Подводя итоги уходящего года, «Лента.ру» составила список лучших публикаций 2016-го года. Этот текст — один из них. Писатель Джо Данторн, шекспировед Эндрю Диксон, музыкант, лидер группы Super Furry Animals Граф Рис и медиахудожница Франческа Панетта совершили путешествие по Транссибирской магистрали. По приглашению Британского Совета с 24 октября по 7 ноября они провели несколько дней в Казани, Екатеринбурге, Новосибирске и Красноярске, где встречались с людьми и знакомились с местной культурой. По возвращении в Москву они поделились с «Лентой.ру» своими впечатлениями от поездки, совершенной в рамках Года языка и литературы Великобритании в России.
Джо Данторн: Перед поездкой в Россию я думал о цирке. Потому что российский цирк в Британии очень популярен. Я посмотрел на YouTube видео с петербургскими клоунами Валиком и Валериком. И вот я в России уже две недели, но не встретил ни одного клоуна.
Эндрю Диксон: Хотя в Казани мы проходили одно такое странное здание...
Я не первый раз в России. Я был здесь уже несколько раз. И, может быть, из-за теперешнего политического климата, из-за некоторого напряжения между нашими странами, у меня было представление о русских, как о холодных, самоуверенных, неприветливых людях. Но мы встретились совершенно с противоположным. Люди были очень открытые, доброжелательные, всегда были готовы с нами говорить. Им было интересно обсуждать музыку Грифа, Шекспира, стихотворения Джо… Было очень здорово и на всех наших выступлениях было много молодых людей.
Франческа Панетта: Я думала, что, как только вы выйдем за пределы Москвы, сразу начнется дикая природа, несколько деревянных домов, никакой цивилизации. Но оказалось все совершенно иначе. Мы побывали в огромных развитых городах, в научных центрах, театрах, на концертах. Везде встречали художников, писателей. Я представляла себе деревенскую идиллию. И мы действительно проезжали на поезде мимо таких мест. Но те места, где мы останавливались, были далеки от того, что я себе видела до поездки.
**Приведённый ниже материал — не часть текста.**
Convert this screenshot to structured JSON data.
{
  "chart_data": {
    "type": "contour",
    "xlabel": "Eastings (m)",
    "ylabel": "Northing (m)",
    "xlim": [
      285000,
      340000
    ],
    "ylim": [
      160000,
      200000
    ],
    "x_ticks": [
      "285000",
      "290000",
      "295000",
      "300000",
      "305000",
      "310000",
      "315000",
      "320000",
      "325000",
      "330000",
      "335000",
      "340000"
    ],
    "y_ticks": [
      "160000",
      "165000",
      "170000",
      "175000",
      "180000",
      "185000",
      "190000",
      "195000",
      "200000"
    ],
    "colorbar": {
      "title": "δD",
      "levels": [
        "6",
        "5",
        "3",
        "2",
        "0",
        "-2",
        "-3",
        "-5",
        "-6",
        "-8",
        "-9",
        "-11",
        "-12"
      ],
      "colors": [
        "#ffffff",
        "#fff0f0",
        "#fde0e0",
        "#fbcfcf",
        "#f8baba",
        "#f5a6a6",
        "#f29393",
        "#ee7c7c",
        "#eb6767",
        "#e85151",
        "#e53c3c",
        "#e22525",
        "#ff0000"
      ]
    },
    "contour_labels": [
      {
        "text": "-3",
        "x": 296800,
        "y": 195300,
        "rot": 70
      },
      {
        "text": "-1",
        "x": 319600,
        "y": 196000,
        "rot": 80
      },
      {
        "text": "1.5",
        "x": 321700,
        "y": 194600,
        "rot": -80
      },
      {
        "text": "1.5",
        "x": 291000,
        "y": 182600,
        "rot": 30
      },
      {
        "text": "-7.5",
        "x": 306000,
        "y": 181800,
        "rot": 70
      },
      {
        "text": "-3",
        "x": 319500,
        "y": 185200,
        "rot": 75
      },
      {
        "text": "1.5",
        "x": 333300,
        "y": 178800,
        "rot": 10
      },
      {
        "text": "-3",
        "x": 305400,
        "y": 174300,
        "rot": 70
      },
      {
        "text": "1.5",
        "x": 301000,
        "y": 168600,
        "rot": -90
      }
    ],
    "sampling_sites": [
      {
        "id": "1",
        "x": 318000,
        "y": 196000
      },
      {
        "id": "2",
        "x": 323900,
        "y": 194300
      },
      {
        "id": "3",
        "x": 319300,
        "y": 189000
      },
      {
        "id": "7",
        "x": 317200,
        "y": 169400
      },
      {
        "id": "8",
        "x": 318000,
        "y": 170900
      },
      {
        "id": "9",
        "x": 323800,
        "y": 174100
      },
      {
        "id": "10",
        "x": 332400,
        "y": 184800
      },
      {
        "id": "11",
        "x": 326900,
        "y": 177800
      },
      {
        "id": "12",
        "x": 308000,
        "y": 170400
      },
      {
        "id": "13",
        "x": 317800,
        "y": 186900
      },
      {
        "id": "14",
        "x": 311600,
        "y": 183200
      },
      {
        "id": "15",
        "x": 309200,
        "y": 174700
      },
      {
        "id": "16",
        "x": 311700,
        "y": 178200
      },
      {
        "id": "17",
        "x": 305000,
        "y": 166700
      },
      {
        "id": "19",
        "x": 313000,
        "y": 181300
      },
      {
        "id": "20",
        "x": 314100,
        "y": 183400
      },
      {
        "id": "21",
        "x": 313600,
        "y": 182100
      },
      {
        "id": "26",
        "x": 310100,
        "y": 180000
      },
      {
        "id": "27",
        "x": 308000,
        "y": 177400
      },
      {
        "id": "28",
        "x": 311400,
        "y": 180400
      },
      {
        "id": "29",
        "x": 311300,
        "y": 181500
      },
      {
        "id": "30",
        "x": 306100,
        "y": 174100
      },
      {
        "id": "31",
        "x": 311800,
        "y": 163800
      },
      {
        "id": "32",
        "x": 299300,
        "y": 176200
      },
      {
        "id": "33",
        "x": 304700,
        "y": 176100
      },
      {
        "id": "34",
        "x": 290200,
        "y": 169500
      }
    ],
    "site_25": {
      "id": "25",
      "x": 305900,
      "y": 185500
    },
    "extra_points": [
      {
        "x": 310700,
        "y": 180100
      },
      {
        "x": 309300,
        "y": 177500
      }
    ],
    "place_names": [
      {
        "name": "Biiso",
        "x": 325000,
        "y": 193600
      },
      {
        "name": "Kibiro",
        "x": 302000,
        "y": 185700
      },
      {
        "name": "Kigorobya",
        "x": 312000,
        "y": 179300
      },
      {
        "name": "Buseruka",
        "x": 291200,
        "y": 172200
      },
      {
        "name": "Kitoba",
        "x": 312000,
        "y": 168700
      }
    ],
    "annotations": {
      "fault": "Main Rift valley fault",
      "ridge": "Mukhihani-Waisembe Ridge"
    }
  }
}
Джо Данторн: Мы ездили в Овсянку. Это рядом с Красноярском. Это было прямо идиллическое место. Оно соответствовало моим представлениям о том, как должна выглядеть заснеженная сибирская деревня. Там люди вручную носили в ведрах воду домой. Хаски бегали. Это было прекрасно! Енисей, который впадает в Северный Ледовитый океан…
Граф Рис: Я думал, что Сибирь — это тундра. Мне казалось, что Сибирь будет дикой местностью с большим количеством деревень, а не урбанизированным ландшафтом.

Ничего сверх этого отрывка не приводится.